Yeah, that’s fair. The mouth description probably seals it for me. I think it’d be more useful to describe the overall “nonplussed” expression than the literal description.
Transcription
A cartoon of a woman standing next to a coffee machine, holding out a takeaway coffee container. She smiles as she asks “Frankenstein?”
The same woman, now with no visible mouth, in a wider shot, showing two figures raising their hands and looking at each other: a man in a lab coat, glasses, and with grey frizzly hair, and a depiction of “Frankenstein’s monster” as soon in popular culture.
Is this AI generated?
Nope, just me! 😊
Back on Reddit, I was a co-mod of a sub with the guy who founded the “transcribers of Reddit”, and that helped instill in me an appreciation for the value of accessibility.
It’s not too hard to do and I’d encourage anyone to give it a go. There’s no need for perfection, and you get a better sense of it as you get used to doing it.
Mastodon and Pixelfed both yell at users to provide alt text for their own posts, but unfortunately Lemmy’s devs don’t seem to have quite the same care for accessibility.
no? or do you mean the transcript
The transcript, yeah.
Probably not. I think most of these are human volunteers
You’re right, it’s just me 😊
Volunteer singular, maybe. It’s the same person on every post I’ve seen today.
To me it just doesn’t seem to satisfy the purpose of alt text. It reads a lot more like an LLM being asked to visually describe what it sees. It’s too verbose.
Sure, and yes, it’s literally doing what alt text would do, for the same purpose (i.e. describe the image for the visually impaired). The “style” of these that I’ve seen (not just here) is pretty verbose, so I don’t think that’s necessarily an indication of llm use. Obviously I can’t prove it either way, but I’d rather give these the benefit of the doubt, since this is useful work if it helps people follow along.
The visually impaired don’t really get anything from descriptions like “in a wider shot” though, nor is “now with no visible mouth” a relevant detail because the style of the comic does not depict any character with a mouth unless they are speaking. That’s LLM logic.
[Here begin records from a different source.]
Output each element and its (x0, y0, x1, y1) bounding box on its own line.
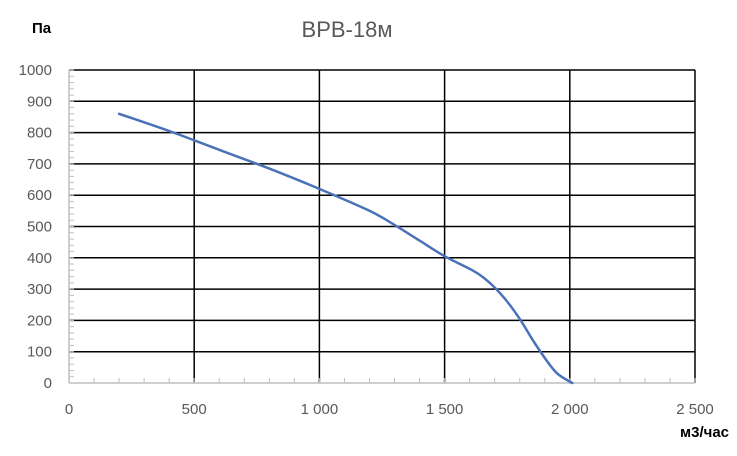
y-tick-label: 800 (27, 125, 52, 142)
y-tick-label: 900 (27, 93, 52, 110)
chart-title: ВРВ-18м (302, 17, 393, 42)
x-tick-label: 1 500 (426, 401, 464, 418)
x-tick-label: 500 (182, 401, 207, 418)
x-tick-label: 0 (65, 401, 73, 418)
y-tick-label: 200 (27, 312, 52, 329)
y-tick-label: 0 (44, 375, 52, 392)
y-tick-label: 1000 (19, 62, 52, 79)
y-tick-label: 300 (27, 281, 52, 298)
x-tick-label: 2 500 (676, 401, 714, 418)
y-tick-label: 400 (27, 250, 52, 267)
grid (69, 69, 696, 383)
y-tick-label: 500 (27, 219, 52, 236)
y-tick-label: 600 (27, 187, 52, 204)
y-axis-unit-label: Па (32, 20, 52, 37)
tick-labels: 0 100 200 300 400 500 600 700 800 900 1000 0 500 1 00… (19, 62, 714, 418)
x-tick-label: 2 000 (551, 401, 589, 418)
x-tick-label: 1 000 (301, 401, 339, 418)
y-tick-label: 100 (27, 344, 52, 361)
axes (68, 69, 696, 384)
series-line (117, 112, 574, 385)
series-layer (117, 112, 574, 385)
y-tick-label: 700 (27, 156, 52, 173)
x-axis-unit-label: м3/час (680, 424, 729, 441)
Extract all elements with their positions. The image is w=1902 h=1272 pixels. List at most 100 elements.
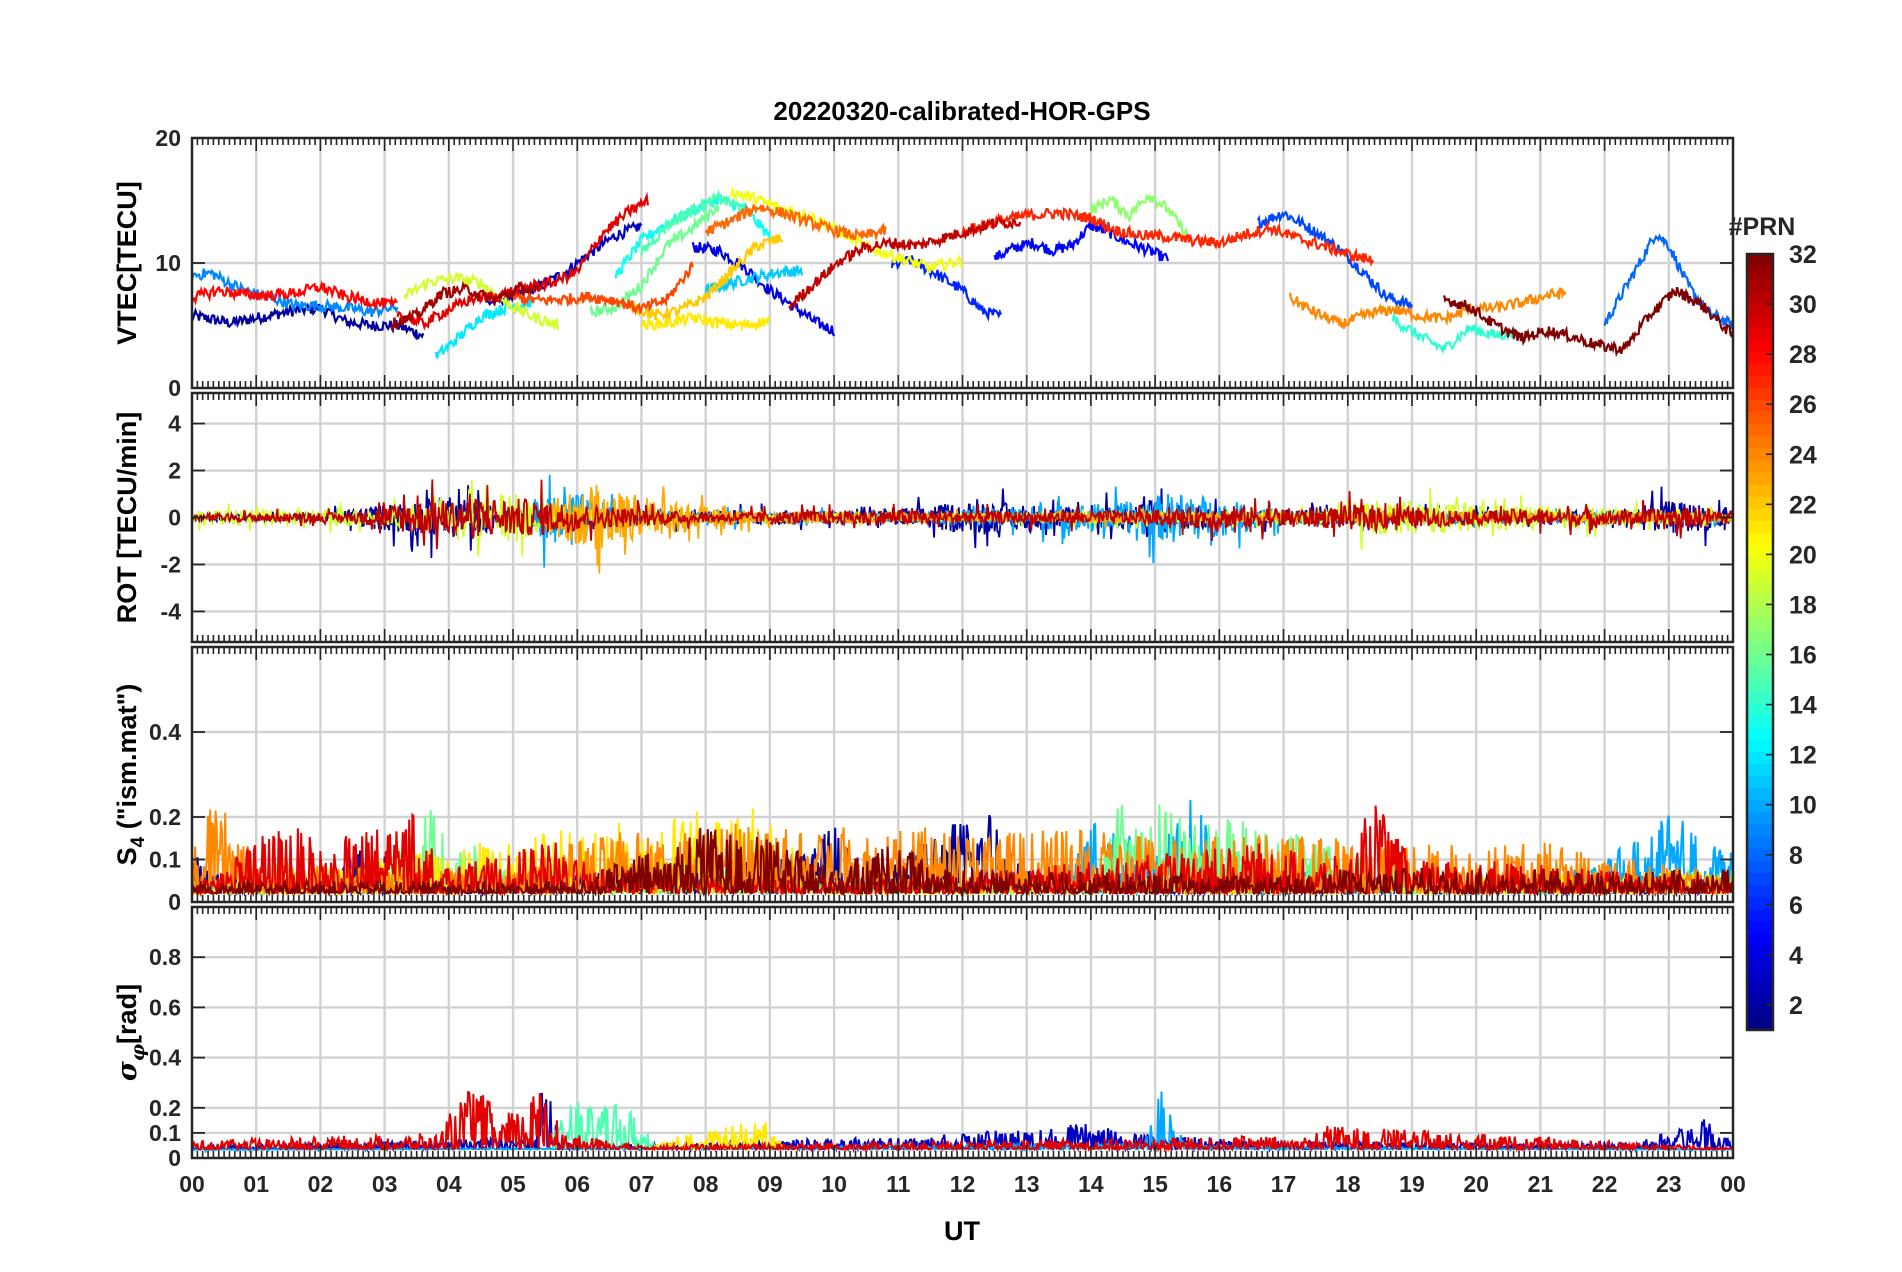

I actually tend to do these less verbose than what I’ve seen is common with others. I concentrate first on getting across the specific message of the post, and second on describing details that help get across the mood.
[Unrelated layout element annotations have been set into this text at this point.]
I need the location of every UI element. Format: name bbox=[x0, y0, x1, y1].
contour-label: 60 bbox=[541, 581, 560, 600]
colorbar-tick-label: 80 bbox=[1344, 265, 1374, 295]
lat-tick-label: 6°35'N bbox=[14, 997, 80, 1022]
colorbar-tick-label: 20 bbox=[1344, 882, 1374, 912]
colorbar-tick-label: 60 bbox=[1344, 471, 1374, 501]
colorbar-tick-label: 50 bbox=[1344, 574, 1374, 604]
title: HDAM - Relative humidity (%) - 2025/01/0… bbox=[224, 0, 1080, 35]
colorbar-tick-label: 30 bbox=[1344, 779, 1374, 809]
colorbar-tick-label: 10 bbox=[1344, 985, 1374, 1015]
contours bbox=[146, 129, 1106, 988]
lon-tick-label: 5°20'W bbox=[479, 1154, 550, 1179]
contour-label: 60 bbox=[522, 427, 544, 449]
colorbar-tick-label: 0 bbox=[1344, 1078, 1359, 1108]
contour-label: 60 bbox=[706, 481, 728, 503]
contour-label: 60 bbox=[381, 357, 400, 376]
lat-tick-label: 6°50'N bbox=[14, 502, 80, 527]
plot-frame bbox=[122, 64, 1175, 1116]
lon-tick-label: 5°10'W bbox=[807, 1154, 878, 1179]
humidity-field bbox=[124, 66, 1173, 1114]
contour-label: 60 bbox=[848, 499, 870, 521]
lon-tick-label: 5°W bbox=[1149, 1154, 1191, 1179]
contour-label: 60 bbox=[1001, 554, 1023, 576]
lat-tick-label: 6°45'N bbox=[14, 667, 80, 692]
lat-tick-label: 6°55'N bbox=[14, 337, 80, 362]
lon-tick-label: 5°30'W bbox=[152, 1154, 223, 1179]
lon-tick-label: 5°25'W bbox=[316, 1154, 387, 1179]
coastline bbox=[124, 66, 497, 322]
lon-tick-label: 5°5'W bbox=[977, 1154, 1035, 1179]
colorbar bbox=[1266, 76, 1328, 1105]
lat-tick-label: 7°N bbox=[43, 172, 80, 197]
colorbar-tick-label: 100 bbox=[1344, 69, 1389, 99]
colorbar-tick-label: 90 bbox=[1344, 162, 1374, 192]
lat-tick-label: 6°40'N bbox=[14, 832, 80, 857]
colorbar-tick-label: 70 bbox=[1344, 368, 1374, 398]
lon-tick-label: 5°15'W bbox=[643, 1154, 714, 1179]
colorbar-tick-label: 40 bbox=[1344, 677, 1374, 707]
The wide shot is an important detail, because it explains why we didn’t see the other subjects in the first frame. The lack of visible mouth felt important to me because it contrasts with the smile in the first frame, the lack of smile (or indeed any mouth) gives it a weirder feeling.
Your initial comment seemed like a fairly innocent question and I was happy to answer it, but seeing the thread continue, it’s looking more like a baseless accusation. And that’s dickhead behaviour. Don’t do that. To me, or to others. It’s extremely rude, and honestly provides nothing of value. It’s especially galling to be accused when I’m spending my effort trying to make this a more inclusive space.
Not baseless, I explained my reasoning. If you say it’s not the case, that’s fine.
I’m sorry, but “he described the people with no mouths as having no mouths” is a bullshit reason. Just…don’t make accusations like that. It’s a shitty thing to do.
If you want to ask a polite question, that’s one thing, but going on and on through a thread trying to persuade someone else of a completely baseless and unfair accusation is really low behaviour.
And if you had been right, what then? What would you have gained? Weigh the consequences of your actions. When the potential upside is almost-nil, and the probability you’re right is a complete toss-up, it’s not worth it.
Yeah, that’s fair. The mouth description probably seals it for me. I think it’d be more useful to describe the overall “nonplussed” expression than the literal description.